Problem 1. R IIIrd nerve palsy.
The patient will undergo a cerebral angiogram to evaluate for an aneurysm, particularly a posterior communicating aneurysm. Patient has been informed of risks and benefits of this procedure and it is scheduled for AM. She will be kept NPO for the procedure.
A lumbar puncture will be performed with opening pressure assessed and CSF sent for cell count and differential, protein, glucose, cultures and cytology. She will have her glucose and hemoglobin A1C drawn to evaluate for diabetes.
She will have close observation for possible neurologic worsening including neuro checks every 4 hours for first 24 hours.

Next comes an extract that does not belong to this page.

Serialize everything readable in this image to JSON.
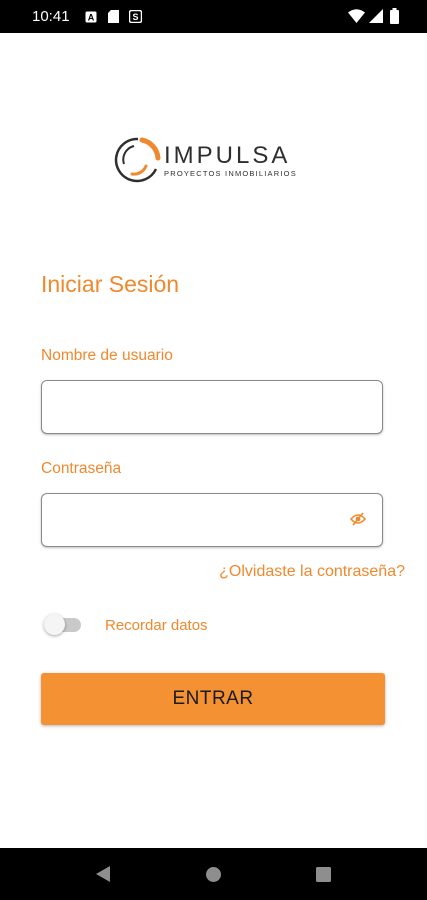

She will be given an eye patch for comfort to eliminate the diplopia.
Problem 2. Headache.
She will be given a trial of naprosyn 400 mg po bid; if this is ineffective, she may require narcotic analgesia while her evaluation is being completed. If the cerebral angiogram and lumbar puncture are negative and her headache does not improve, she may be a candidate for IV dihydroergotamine treatment. Despite the infrequency of her migraines, the occurrence of a debilitating migraine with neurological deficits warrants the use of a prophylactic agent. A tricyclic antidepressant would be a good choice given her history of depression.
Problem 3. Depression.
The patient denies current symptoms and will continue Zoloft at current dose.
Problem 4. Obesity.
The patient requests referral to a dietician.